Design of a high performance wideband S-APAS architecture

The S-APAS (Scalable Multifunction Radio Frequency - Active Phased Array System) architecture has already been presented in previous papers [1] [2] [3]. The potential use of this architecture, in different versions and different operating bands, have been also analyzed on the basis of parallel technological developments [4] [5] [6] [7] [8]. However, the most challenging issue for the S-APAS architecture is a suitable design which allows this architecture to work at different operating frequencies and with wide instantaneous bandwidth, by using the same T/R modules and the same framework structure, while offering the best radio frequency performance at different frequencies.

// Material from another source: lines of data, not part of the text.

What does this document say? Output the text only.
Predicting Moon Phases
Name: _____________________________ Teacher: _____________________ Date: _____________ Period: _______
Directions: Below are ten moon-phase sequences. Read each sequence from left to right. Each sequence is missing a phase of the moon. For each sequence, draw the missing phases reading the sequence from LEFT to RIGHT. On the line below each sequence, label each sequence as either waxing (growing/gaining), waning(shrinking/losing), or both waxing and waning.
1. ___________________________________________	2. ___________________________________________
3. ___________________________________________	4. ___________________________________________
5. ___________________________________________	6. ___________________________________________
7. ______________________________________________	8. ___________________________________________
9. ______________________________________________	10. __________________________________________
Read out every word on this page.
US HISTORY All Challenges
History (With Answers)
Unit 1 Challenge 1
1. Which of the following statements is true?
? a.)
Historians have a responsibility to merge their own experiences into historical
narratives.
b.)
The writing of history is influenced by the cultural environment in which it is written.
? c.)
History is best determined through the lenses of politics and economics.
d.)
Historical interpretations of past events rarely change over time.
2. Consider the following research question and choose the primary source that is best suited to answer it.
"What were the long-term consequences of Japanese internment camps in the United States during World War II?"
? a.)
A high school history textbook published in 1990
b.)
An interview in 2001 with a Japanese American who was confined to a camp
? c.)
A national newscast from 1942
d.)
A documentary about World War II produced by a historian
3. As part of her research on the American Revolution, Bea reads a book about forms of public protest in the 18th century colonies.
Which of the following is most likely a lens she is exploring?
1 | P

The main problems in defining such a wideband version of the S-APAS architecture are both in the technological aspects, i.e. producing T/R modules, with enough performance at frequencies of interest, and in system design, i.e. defining an array structure that is capable to provide high performance radio frequency figures while changing frequency, by means of a suitably reconfigurable beamforming and beamshaping. This paper tackles these problems, in order to assess feasibility of the wide band approach both in terms of technological capability and architectural feasibility. Regarding the first problem, the technological capabilities of the T/R components, in particular the GaN amplifier, are examined, starting from the wideband characteristics of the present generation of GaN components and analyzing the medium term improvements which have been planned in this area. With regard to the wideband architecture, a frequency tapered array design approach [9] is taken into consideration and its properties are analyzed, in order to evaluate the best configuration that is applicable to the S-APAS architecture.